Let $A=(0,1)^{d}$.Does anyone have a simple example of a funtion in $H_0^1(A)\cap H^2(A)$ that is not in $H^2_0(A)$?

Thanks a lot.

Answer 1

As PhoemueX already said, you need a function, which has zero boundary values, but the derivative is non-zero at the boundary.

In particular, you can take $$ u(x) = \prod_{i=1}^d x_i \, (1-x_i). $$ Then, it is easy to see that $u(x) = 0$ for $x \in \partial[(0,1)^d]$, but $\nabla u(x) \ne 0$ for $x \in \partial[(0,1)^d]$. Since $u$ is smooth on $[0,1]^d$, it belongs to $H^2 \cap H_0^1$, but not to $H_0^2$.

Edit: Let me briefly describe that the above properties imply that $u$ does not belong to $H_0^2((0,1)^d)$, albeit $\Omega := (0,1)^d$ has only a Lipschitz boundary.
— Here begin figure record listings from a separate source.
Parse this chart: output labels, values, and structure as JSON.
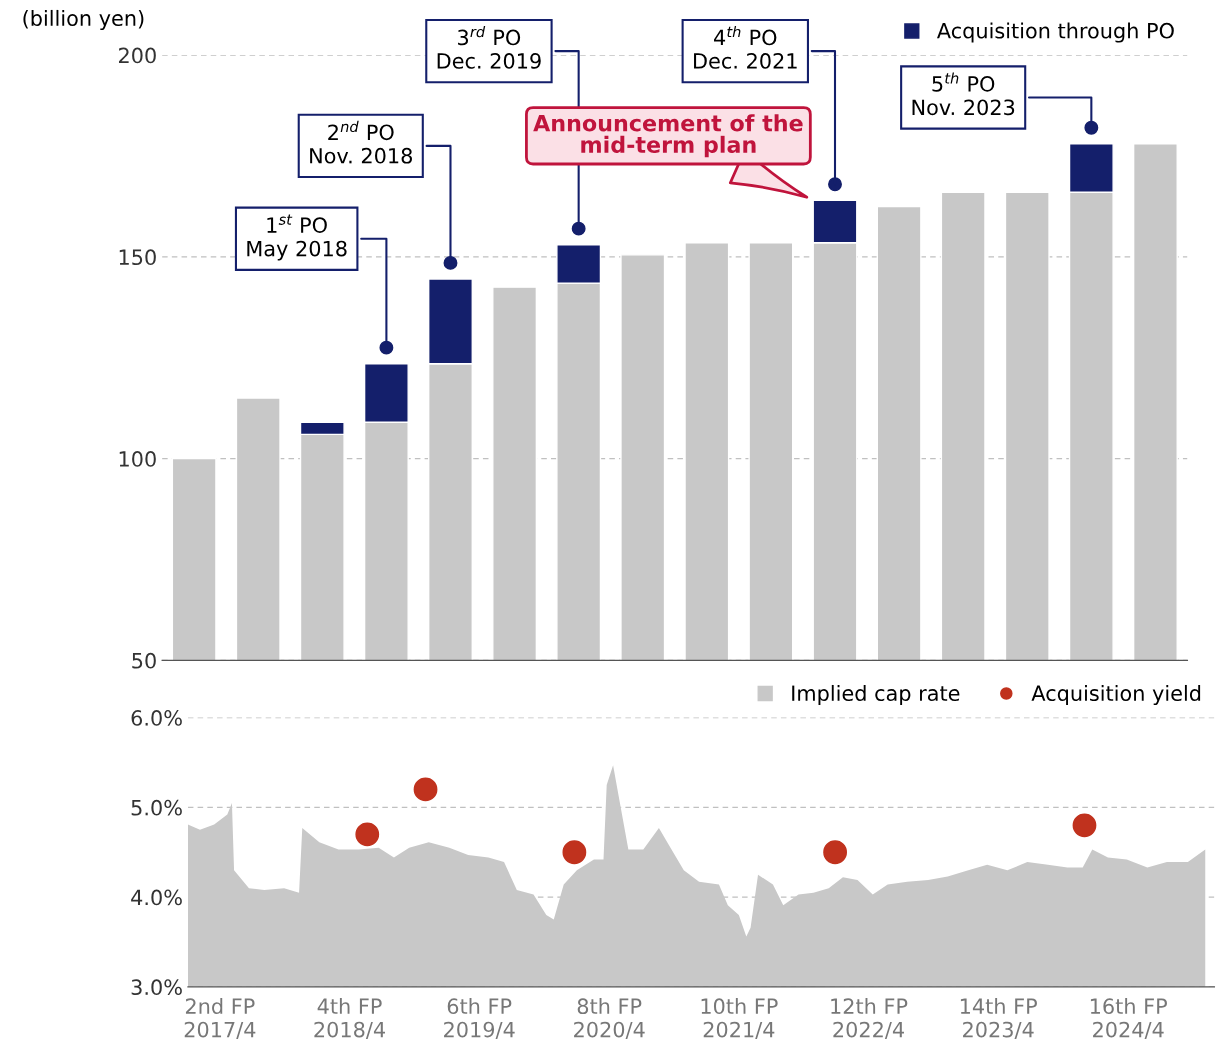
{
  "chart_data": [
    {
      "type": "bar",
      "ylabel": "(billion yen)",
      "categories": [
        null,
        null,
        null,
        null,
        null,
        null,
        null,
        null,
        null,
        null,
        null,
        null,
        null,
        null,
        null,
        null
      ],
      "series": [
        {
          "color": "#c8c8c8",
          "values": [
            100,
            115,
            106,
            109,
            123.5,
            142.5,
            143.5,
            150.5,
            153.5,
            153.5,
            153.5,
            162.5,
            166,
            166,
            166,
            178
          ]
        },
        {
          "name": "Acquisition through PO",
          "color": "#141f6b",
          "values": [
            null,
            null,
            3,
            14.5,
            21,
            null,
            9.5,
            null,
            null,
            null,
            10.5,
            null,
            null,
            null,
            12,
            null
          ],
          "base": [
            null,
            null,
            106,
            109,
            123.5,
            null,
            143.5,
            null,
            null,
            null,
            153.5,
            null,
            null,
            null,
            166,
            null
          ]
        }
      ],
      "ylim": [
        50,
        200
      ],
      "yticks": [
        50,
        100,
        150,
        200
      ],
      "grid": "y",
      "legend": "top right",
      "tick_labels": "y",
      "annotations": [
        "1$^{st}$ PO\nMay 2018",
        "2$^{nd}$ PO\nNov. 2018",
        "3$^{rd}$ PO\nDec. 2019",
        "4$^{th}$ PO\nDec. 2021",
        "5$^{th}$ PO\nNov. 2023",
        "Announcement of the\nmid-term plan"
      ]
    },
    {
      "type": "area",
      "series": [
        {
          "name": "Implied cap rate",
          "color": "#c8c8c8",
          "x": [
            "2017-01-01",
            "2017-02-04",
            "2017-03-16",
            "2017-04-22",
            "2017-05-05",
            "2017-05-11",
            "2017-06-22",
            "2017-08-04",
            "2017-09-29",
            "2017-11-10",
            "2017-11-19",
            "2018-01-06",
            "2018-03-01",
            "2018-04-27",
            "2018-06-22",
            "2018-08-04",
            "2018-09-16",
            "2018-11-10",
            "2019-01-07",
            "2019-03-01",
            "2019-04-27",
            "2019-06-10",
            "2019-07-16",
            "2019-09-01",
            "2019-10-07",
            "2019-10-28",
            "2019-11-25",
            "2020-01-01",
            "2020-02-18",
            "2020-03-16",
            "2020-03-25",
            "2020-04-12",
            "2020-04-27",
            "2020-05-25",
            "2020-07-06",
            "2020-08-19",
            "2020-09-16",
            "2020-10-28",
            "2020-12-10",
            "2021-02-04",
            "2021-03-01",
            "2021-04-01",
            "2021-04-22",
            "2021-05-04",
            "2021-05-25",
            "2021-07-06",
            "2021-08-04",
            "2021-09-16",
            "2021-10-28",
            "2021-12-10",
            "2022-01-19",
            "2022-03-01",
            "2022-04-13",
            "2022-05-25",
            "2022-07-19",
            "2022-09-16",
            "2022-11-10",
            "2023-01-07",
            "2023-03-01",
            "2023-04-27",
            "2023-06-22",
            "2023-08-19",
            "2023-10-13",
            "2023-11-25",
            "2023-12-22",
            "2024-02-04",
            "2024-03-28",
            "2024-05-25",
            "2024-07-19",
            "2024-09-16",
            "2024-11-04"
          ],
          "values": [
            4.81,
            4.75,
            4.81,
            4.92,
            5.05,
            4.3,
            4.1,
            4.08,
            4.1,
            4.05,
            4.77,
            4.61,
            4.53,
            4.53,
            4.55,
            4.44,
            4.55,
            4.61,
            4.55,
            4.47,
            4.44,
            4.39,
            4.08,
            4.03,
            3.8,
            3.75,
            4.14,
            4.3,
            4.42,
            4.42,
            5.25,
            5.47,
            5.14,
            4.53,
            4.53,
            4.77,
            4.58,
            4.3,
            4.17,
            4.14,
            3.91,
            3.8,
            3.56,
            3.66,
            4.25,
            4.14,
            3.91,
            4.03,
            4.05,
            4.1,
            4.22,
            4.19,
            4.03,
            4.14,
            4.17,
            4.19,
            4.23,
            4.3,
            4.36,
            4.3,
            4.39,
            4.36,
            4.33,
            4.33,
            4.53,
            4.44,
            4.42,
            4.33,
            4.39,
            4.39,
            4.53
          ]
        },
        {
          "type": "scatter",
          "marker": "circle",
          "name": "Acquisition yield",
          "color": "#c0321e",
          "x": [
            "2018-05-21",
            "2018-11-01",
            "2019-12-25",
            "2021-12-28",
            "2023-11-30"
          ],
          "values": [
            4.7,
            5.2,
            4.5,
            4.5,
            4.8
          ]
        }
      ],
      "xlim": [
        "2017-01-01",
        "2024-11-30"
      ],
      "xticks": [
        {
          "value": "2017-04-01",
          "label": "2nd FP\n2017/4"
        },
        {
          "value": "2018-04-01",
          "label": "4th FP\n2018/4"
        },
        {
          "value": "2019-04-01",
          "label": "6th FP\n2019/4"
        },
        {
          "value": "2020-04-01",
          "label": "8th FP\n2020/4"
        },
        {
          "value": "2021-04-01",
          "label": "10th FP\n2021/4"
        },
        {
          "value": "2022-04-01",
          "label": "12th FP\n2022/4"
        },
        {
          "value": "2023-04-01",
          "label": "14th FP\n2023/4"
        },
        {
          "value": "2024-04-01",
          "label": "16th FP\n2024/4"
        }
      ],
      "ylim": [
        3,
        6
      ],
      "yticks": [
        {
          "value": 3,
          "label": "3.0%"
        },
        {
          "value": 4,
          "label": "4.0%"
        },
        {
          "value": 5,
          "label": "5.0%"
        },
        {
          "value": 6,
          "label": "6.0%"
        }
      ],
      "grid": "y",
      "legend": "top right"
    }
  ]
}
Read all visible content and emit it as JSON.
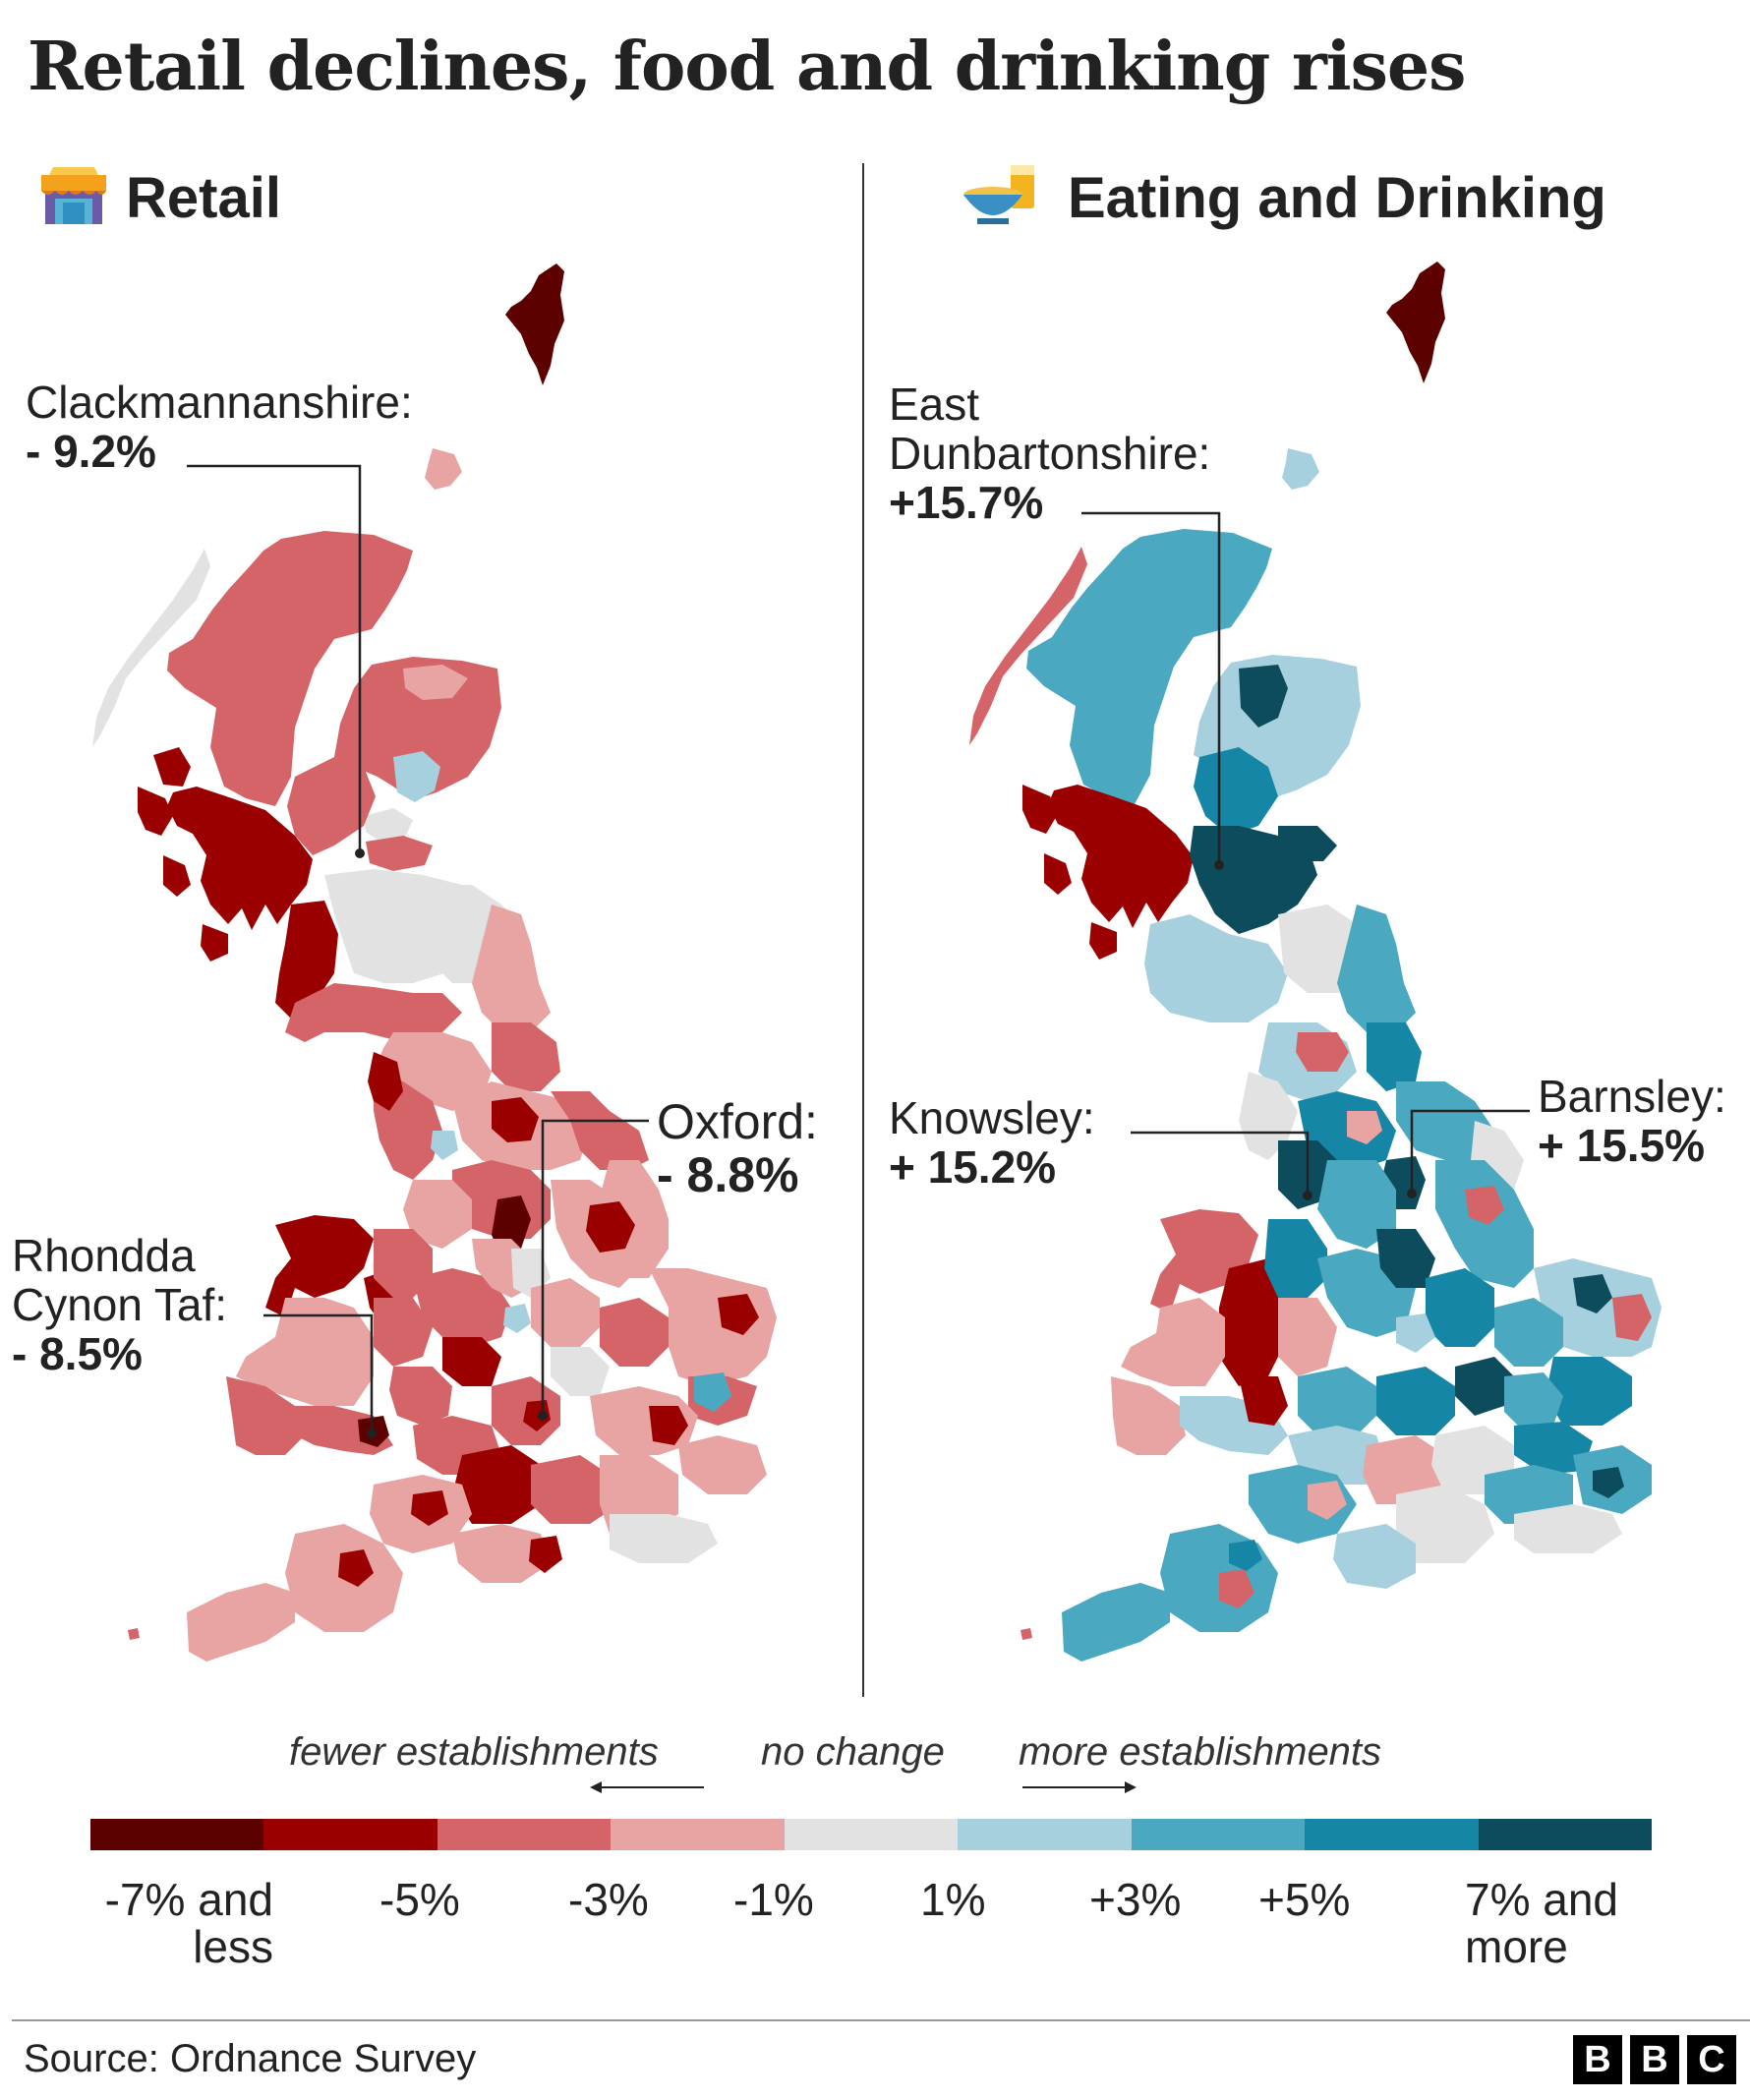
{
  "title": "Retail declines, food and drinking rises",
  "panels": [
    {
      "name": "Retail",
      "icon": "shop-icon"
    },
    {
      "name": "Eating and Drinking",
      "icon": "food-drink-icon"
    }
  ],
  "annotations": {
    "clackmannanshire": {
      "name": "Clackmannanshire:",
      "value": "- 9.2%"
    },
    "oxford": {
      "name": "Oxford:",
      "value": "- 8.8%"
    },
    "rhondda": {
      "name1": "Rhondda",
      "name2": "Cynon Taf:",
      "value": "- 8.5%"
    },
    "east_dunbartonshire": {
      "name1": "East",
      "name2": "Dunbartonshire:",
      "value": "+15.7%"
    },
    "knowsley": {
      "name": "Knowsley:",
      "value": "+ 15.2%"
    },
    "barnsley": {
      "name": "Barnsley:",
      "value": "+ 15.5%"
    }
  },
  "legend": {
    "fewer": "fewer establishments",
    "no_change": "no change",
    "more": "more establishments",
    "colors": [
      "#5c0000",
      "#9a0000",
      "#d46468",
      "#e8a3a3",
      "#e2e2e2",
      "#a6d0de",
      "#4aa9c1",
      "#1686a6",
      "#0c4c5c"
    ],
    "ticks": [
      {
        "line1": "-7% and",
        "line2": "less"
      },
      {
        "line1": "-5%"
      },
      {
        "line1": "-3%"
      },
      {
        "line1": "-1%"
      },
      {
        "line1": "1%"
      },
      {
        "line1": "+3%"
      },
      {
        "line1": "+5%"
      },
      {
        "line1": "7% and",
        "line2": "more"
      }
    ]
  },
  "source": "Source: Ordnance Survey",
  "logo": [
    "B",
    "B",
    "C"
  ]
}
To the contrary, assume that $u \in H_0^2(\Omega)$. By definition, there exists a sequence $u_n \in C_c^\infty(\Omega)$, such that $u_n \to u$ in $H^2(\Omega)$. The trace operator $T$ maps $H^1(\Omega)$ continuously into $L^2(\partial\Omega)$. Hence, $0 = T(\nabla u_n) \to T(\nabla u)$ in $L^2(\partial\Omega)$. This is a contradiction to $\nabla u \ne 0$ on $\partial\Omega$.